La difficoltà nel cedere altri giocatori fuori dal progetto tecnico ma ancora a bilancio con ingaggi pesanti, come Ghoulam o Malcuit, ha poi messo il Napoli nella paradossale condizione di avere un’abbondanza di terzini in rosa, ma una carenza di terzini in grado di essere messi in campo, con il risultato di un sovrautilizzo di Di Lorenzo e Mario Rui, arrivati totalmente spompati a fine anno.
Particolarmente discutibili, infine, le scelte nell’allestimento del reparto offensivo, che non hanno risolto gli evidenti problemi di sterilità emersi nel 2019: si è scelto di rinnovare a cifre folli il contratto di Dries Mertens, autore di sole 11 reti in questo 2020, e di andare al muro contro muro con Milik, “reo” di non aver voluto rinnovare il contratto, forse proprio perché consapevole di essere “chiuso” da Mertens.
La scelta di confinare il polacco in tribuna (unico giocatore in scadenza a subire questo trattamento) è doppiamente autolesionistica: oltre a privarsi delle prestazioni di un giocatore che in maglia azzurra ha comunque segnato 48 gol in 122 partite, il Napoli sta depauperando un patrimonio che perderà probabilmente a costo zero a fine stagione, visto che è difficile credere che qualche squadra sarà disposta a spendere a Gennaio i 18 milioni che i partenopei si ostinano a chiedere.
Del resto gli acquisti fatti in estate non hanno fatto certo meglio di Milik: Petagna è un buon giocatore, in grado di colmare il gap fisico del reparto, ha già segnato qualche gol pesante ma non ha mai brillato per prolificità, ed Osimhen, giovane nigeriano pagato una cifra blu al Lille, già prima dell’infortunio che lo tiene ai box da ormai due mesi aveva dimostrato di aver bisogno di tempo per maturare ed adattarsi al nostro calcio.
Il rendimento dell’asfittico attacco azzurro ha certificato tutte le perplessità sulla scelta, fatta dalla società, di non cercare un bomber affermato ed affidabile, pur se non di primo pelo (del resto Mertens ha 33 anni), come gli svincolati Cavani (a Giugno) e soprattutto Ibrahimovic (a Gennaio), che Gattuso e Giuntoli avrebbero addirittura rifiutato di prendere e che invece avrebbe risolto anche molti problemi di mentalità e di leadership, come dimostrato da Ibra nel Milan.
Uniche note liete, il già citato Lozano e Lorenzo Insigne, autore di numerose buone prestazioni e di diversi splendidi gol, che si è ritagliato indubbiamente il ruolo di leader tecnico di questo Napoli anche se fatica a prendersi quello di leader in campo, per via di atteggiamenti ancora non consoni a quelli che un capitano dovrebbe sempre avere (vedi espulsione a S. Siro).
A tutti gli errori commessi da Giuntoli, si devono purtroppo aggiungere quelli di Gattuso, che come detto non è l’unico responsabile di quanto visto ma che non è riuscito ad invertire il trend negativo, mettendoci anche del suo: dopo un anno dall’inizio della sua gestione, la squadra non ha un’identità tattica precisa (4-2-3-1 o 4-3-3? Il dubbio amletico persiste), ma non appare neanche capace di interpretare più spartiti, risultando spesso priva di idee in campo.

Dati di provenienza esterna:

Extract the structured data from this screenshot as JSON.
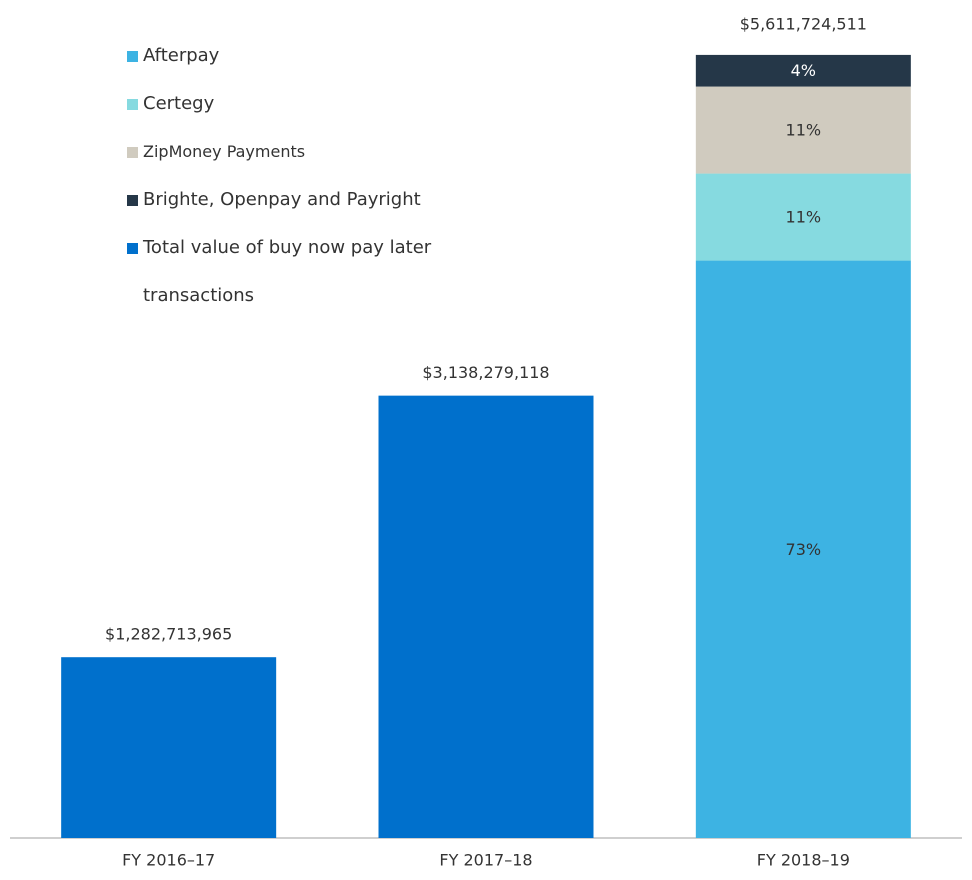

Al di là degli interventi auspicabili nell’immediato sul mercato (indispensabile un terzino sinistro, necessario uno destro, servirebbe anche un centrocampista in grado di dare qualità e tempi di gioco), il Napoli sembra aver imboccato un lento ma inesorabile declino, nel silenzio dei media ed anche degli atavici detrattori di De Laurentiis, che fino a due anni fa inorridivano alla sfilza di secondi posti e che oggi tacciono di fronte alla concreta possibilità del secondo anno consecutivo senza Champions.
A far specie, in tutta onestà, è proprio l’atteggiamento passivo del patròn azzurro, che in passato aveva azzeccato tempi e modi degli interventi decisivi, anche se magari dolorosi (come accadde per l’esonero di Donadoni ed il siluramento di Pierpaolo Marino), per la costante ascesa della sua creatura.
C’è da sperare che, nonostante tutte le difficoltà dovute alla pandemia, AdL ritrovi l’entusiasmo dei giorni migliori e faccia le scelte giuste per scuotere il suo Napoli da un torpore decisamente pericoloso.